NET is often used to teach social skills, such as greeting others or joining in activities. It can also be used to teach academic skills, such as reading signs or counting money.
4. Picture Exchange Communication System (PECS)
PECS is a communication system that uses pictures to help students communicate. PECS is often used with students who have limited or no verbal communication skills.
To use PECS, the student first chooses a picture of the item or activity they want. The student then gives the picture to the teacher or another person. The teacher or person then gives the student the item or activity they want.

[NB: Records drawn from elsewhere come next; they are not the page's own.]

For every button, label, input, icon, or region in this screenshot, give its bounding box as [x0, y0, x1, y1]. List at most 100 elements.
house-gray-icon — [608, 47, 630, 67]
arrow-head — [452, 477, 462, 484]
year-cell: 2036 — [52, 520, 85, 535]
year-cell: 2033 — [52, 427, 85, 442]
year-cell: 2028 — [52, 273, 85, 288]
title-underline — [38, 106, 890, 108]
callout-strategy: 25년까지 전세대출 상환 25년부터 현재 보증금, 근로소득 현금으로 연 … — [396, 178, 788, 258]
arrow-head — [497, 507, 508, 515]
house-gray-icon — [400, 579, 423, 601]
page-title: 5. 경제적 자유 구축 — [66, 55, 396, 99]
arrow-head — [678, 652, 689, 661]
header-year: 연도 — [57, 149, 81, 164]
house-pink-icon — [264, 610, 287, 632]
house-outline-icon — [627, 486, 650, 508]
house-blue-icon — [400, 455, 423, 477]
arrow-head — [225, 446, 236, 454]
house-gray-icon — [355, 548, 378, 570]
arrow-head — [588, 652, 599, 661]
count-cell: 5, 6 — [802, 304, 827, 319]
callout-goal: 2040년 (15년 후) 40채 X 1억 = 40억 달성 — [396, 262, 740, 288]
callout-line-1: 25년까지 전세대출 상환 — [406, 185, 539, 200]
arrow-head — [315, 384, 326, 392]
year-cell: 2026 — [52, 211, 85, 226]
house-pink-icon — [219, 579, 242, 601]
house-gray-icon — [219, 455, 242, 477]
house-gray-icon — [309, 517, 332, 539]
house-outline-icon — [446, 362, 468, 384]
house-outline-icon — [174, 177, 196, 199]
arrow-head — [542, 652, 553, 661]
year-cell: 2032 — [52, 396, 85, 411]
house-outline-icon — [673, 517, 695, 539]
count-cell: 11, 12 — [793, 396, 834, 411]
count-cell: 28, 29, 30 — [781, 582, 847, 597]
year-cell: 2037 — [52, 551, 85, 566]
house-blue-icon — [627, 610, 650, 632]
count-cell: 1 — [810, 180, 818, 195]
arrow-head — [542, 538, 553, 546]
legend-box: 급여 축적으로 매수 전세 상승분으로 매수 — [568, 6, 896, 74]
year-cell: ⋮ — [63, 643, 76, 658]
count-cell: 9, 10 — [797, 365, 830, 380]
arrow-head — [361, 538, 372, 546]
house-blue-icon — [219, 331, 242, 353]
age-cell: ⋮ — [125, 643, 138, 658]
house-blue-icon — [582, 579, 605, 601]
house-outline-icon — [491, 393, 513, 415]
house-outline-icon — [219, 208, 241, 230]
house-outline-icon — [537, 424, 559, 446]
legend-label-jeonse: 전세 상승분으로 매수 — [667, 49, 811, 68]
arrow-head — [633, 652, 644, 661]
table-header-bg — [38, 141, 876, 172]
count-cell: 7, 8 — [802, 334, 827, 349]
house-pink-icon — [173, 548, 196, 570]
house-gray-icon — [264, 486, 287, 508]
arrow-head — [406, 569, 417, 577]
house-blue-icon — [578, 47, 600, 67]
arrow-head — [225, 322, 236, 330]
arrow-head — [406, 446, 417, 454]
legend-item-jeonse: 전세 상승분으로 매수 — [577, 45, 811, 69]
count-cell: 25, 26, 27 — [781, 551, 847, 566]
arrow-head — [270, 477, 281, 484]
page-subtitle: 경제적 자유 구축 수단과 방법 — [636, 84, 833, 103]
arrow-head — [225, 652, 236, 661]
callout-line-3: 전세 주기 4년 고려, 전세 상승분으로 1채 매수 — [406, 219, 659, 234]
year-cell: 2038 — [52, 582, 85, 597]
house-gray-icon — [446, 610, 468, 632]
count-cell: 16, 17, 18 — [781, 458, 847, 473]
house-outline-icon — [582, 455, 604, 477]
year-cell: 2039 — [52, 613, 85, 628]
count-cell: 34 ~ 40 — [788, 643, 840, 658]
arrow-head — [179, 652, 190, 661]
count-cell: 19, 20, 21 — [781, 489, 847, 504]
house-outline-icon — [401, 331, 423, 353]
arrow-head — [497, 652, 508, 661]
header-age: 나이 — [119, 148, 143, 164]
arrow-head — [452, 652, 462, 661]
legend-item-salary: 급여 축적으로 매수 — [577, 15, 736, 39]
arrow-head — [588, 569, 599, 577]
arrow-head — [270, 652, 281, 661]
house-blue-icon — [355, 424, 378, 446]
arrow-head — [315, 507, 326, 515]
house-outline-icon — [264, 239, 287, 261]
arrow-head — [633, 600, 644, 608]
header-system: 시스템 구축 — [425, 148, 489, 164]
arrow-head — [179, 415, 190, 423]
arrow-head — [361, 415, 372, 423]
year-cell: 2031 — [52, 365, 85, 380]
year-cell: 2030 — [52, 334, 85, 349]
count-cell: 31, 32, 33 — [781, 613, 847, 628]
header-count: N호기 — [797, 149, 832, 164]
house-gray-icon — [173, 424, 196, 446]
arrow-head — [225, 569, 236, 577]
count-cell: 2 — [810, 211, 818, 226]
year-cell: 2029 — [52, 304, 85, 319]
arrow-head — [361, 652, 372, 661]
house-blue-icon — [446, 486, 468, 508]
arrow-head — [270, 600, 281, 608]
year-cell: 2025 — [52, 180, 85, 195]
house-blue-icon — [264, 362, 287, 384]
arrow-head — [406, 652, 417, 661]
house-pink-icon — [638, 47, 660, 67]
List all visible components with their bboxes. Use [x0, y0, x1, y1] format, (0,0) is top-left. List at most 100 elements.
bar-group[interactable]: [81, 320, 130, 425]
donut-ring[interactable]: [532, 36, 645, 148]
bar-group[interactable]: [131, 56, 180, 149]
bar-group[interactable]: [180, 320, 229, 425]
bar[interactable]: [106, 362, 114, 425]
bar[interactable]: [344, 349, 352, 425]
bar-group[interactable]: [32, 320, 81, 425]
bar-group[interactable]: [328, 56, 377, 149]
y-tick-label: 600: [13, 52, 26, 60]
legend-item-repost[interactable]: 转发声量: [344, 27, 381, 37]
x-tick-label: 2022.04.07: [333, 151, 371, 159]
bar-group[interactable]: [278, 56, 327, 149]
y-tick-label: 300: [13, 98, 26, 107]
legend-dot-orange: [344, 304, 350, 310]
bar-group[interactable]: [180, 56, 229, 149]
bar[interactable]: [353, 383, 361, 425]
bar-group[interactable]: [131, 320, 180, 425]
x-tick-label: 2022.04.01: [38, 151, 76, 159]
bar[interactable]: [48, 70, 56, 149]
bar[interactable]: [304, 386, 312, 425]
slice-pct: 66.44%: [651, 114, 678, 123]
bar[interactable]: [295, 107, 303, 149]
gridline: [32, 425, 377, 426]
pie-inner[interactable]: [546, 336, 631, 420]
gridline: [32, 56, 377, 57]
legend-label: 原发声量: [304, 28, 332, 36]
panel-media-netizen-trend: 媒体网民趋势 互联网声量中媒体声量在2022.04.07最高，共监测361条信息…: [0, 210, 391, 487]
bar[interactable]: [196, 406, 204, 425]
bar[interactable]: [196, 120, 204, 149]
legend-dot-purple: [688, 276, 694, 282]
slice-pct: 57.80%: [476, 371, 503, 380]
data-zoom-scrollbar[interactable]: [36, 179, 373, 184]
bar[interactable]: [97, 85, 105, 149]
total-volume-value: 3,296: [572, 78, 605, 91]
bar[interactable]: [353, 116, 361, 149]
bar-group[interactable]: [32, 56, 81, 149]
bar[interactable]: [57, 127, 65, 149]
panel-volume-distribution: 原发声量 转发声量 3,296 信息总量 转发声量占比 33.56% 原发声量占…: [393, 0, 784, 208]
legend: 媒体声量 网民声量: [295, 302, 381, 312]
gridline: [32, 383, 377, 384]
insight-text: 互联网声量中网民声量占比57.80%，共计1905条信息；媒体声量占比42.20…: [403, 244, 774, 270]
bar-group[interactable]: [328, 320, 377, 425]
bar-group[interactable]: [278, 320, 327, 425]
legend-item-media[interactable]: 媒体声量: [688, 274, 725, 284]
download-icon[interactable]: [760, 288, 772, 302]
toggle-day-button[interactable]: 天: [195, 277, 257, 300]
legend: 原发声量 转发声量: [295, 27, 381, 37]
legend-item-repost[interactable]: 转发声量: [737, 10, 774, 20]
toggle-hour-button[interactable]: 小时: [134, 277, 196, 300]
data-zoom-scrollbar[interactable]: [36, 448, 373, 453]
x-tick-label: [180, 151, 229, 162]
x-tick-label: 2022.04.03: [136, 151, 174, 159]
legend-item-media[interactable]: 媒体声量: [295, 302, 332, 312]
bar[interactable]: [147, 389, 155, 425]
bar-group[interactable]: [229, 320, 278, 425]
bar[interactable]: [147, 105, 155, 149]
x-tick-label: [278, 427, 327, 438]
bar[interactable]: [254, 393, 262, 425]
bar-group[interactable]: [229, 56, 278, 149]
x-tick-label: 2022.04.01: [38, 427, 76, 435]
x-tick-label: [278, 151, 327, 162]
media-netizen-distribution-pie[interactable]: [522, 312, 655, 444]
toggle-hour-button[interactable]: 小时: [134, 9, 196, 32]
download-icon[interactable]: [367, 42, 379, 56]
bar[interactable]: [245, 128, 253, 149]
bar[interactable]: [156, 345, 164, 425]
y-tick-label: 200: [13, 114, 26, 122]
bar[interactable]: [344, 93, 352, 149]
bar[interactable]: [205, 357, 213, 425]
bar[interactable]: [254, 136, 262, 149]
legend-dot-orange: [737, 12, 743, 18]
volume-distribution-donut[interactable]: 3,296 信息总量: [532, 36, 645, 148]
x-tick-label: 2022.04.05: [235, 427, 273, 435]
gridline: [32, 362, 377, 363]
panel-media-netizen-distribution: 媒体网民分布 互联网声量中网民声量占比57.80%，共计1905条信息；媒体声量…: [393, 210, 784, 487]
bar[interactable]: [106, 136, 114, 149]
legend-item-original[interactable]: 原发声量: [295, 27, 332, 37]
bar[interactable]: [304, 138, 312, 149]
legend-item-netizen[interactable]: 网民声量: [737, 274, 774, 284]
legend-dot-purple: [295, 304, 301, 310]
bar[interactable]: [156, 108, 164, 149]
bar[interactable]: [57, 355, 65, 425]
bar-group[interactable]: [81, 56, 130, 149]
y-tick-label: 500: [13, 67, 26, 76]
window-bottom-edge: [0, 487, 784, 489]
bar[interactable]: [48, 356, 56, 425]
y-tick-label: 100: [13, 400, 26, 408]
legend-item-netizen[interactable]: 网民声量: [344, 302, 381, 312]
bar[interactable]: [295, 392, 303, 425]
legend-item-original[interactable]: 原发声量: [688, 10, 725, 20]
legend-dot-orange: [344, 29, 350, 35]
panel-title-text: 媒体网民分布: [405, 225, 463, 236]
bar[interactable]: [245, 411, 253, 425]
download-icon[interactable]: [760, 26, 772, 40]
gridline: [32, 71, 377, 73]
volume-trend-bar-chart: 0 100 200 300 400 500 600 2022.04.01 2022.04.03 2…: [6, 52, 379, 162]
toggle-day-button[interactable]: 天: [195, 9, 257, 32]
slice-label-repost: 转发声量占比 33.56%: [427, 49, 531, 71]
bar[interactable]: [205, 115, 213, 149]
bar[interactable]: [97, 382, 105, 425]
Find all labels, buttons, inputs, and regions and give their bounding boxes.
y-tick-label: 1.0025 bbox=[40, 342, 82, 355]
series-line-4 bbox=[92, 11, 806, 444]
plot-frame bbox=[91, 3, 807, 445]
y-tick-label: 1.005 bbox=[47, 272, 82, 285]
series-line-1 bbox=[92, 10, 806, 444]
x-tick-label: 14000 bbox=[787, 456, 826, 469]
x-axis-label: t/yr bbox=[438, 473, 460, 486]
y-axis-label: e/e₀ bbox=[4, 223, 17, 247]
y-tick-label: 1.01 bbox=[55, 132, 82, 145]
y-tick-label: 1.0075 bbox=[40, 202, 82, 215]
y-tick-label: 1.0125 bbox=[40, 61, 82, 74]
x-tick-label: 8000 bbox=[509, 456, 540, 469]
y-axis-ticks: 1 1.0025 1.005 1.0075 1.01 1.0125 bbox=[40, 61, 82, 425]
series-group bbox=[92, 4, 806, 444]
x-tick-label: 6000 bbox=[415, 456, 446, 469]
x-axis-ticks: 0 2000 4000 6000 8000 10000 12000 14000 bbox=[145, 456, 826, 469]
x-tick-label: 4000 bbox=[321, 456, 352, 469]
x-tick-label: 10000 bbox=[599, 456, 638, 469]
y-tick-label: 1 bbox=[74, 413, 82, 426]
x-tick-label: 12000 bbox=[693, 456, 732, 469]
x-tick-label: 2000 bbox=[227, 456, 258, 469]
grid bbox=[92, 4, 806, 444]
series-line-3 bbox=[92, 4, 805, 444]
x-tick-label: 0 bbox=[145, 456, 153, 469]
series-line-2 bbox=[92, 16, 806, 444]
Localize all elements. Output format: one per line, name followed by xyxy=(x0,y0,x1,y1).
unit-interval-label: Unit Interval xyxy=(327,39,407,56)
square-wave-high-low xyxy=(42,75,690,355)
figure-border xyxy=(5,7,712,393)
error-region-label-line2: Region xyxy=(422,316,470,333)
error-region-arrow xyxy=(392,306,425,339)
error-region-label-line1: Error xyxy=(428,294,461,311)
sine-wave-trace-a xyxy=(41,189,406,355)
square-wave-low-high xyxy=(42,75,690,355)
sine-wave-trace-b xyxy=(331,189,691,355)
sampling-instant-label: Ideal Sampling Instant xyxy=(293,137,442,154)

PECS can be used to communicate a wide range of needs, including requests, questions, and comments. It can also be used to teach academic skills, such as identifying letters and numbers.
5. Social Skills Training
Social skills training is used to teach students how to interact with others in a socially appropriate way. Social skills training can include teaching students how to start and maintain conversations, how to resolve conflicts, and how to manage their emotions.
Social skills training can be taught in individual or group settings. It can be led by a teacher, therapist, or other professional.
Positive Behavior Support (PBS)
PBS is a framework for addressing problem behaviors. PBS focuses on preventing problem behaviors from happening in the first place, and on teaching students more appropriate ways to respond to their environment.
PBS can be used to address a wide range of problem behaviors, including tantrums, aggression, and self-injurious behavior. PBS is often used in conjunction with other evidence-based strategies, such as ABA and social skills training.
Evidence-based strategies can be very effective for teaching students with ASD. These strategies can help students to learn new skills, reduce problem behaviors, and succeed in school and in life.